You need to provide the file name and the object. If the file does not exist, you need to create the file (with the header).
If the file exists, you need to append a new line with the object in the CSV. To make it possible, you will need to have a method
in each of your classes with the very same name, which will return a string with the data already structured as a CSV.
Use this function to create/update the files as following (NO REPEATED ENTRIES):
- when you collect data from a repo, you need to add it to a CSV called
repos.csv
- when you collect the pull requests of a repo, you need to store them in a file named after the owner and the name of repo (repos/owner-repo.csv)
- when you collect data from users, you need to add it to a CSV called
users.csv
A user may be able to:
-
request the system to collect data for a specific repository (from GitHub).

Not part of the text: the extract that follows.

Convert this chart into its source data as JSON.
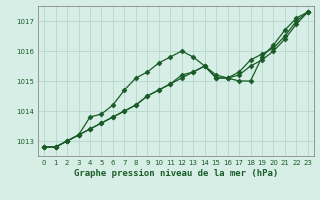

By providing the owner and repository name, your program needs to start the collection of everything (repository, pull request, users -- including scraped data)
-
list all repos collected
-
list all pull requests from a repo (please list the repos to help the user giving an existing option)
-
list the summary of a repo, containing:
- number of pull requests in
open
state - number of pull requests in
closed
state - number of users
- date of the oldest pull requested
- number of users with a valid twitter account
- number of pull requests in
-
create graphics given a repo:
- boxplot comparing closed and open pull requests in terms of number of commits
- boxplot comparing closed and open pull requests in terms of additions and deletions
- boxplot comparing the number of changed files grouped by the author association
- scatterplot: additions x deletions
-
create graphics considering ALL pull requests from ALL repos:
- line graph showing the total number of pull requests per day
- line graph comparing number of open and closed pull requests per day
- bars comparing the number of users per repo
-
calculate the correlation between the data collected for a user (following, followers, number of pull requests, number of contributions, etc.)
-
calculate the correlation between all the numeric data in the pull requests for a repo
You need to write at least 5 unit tests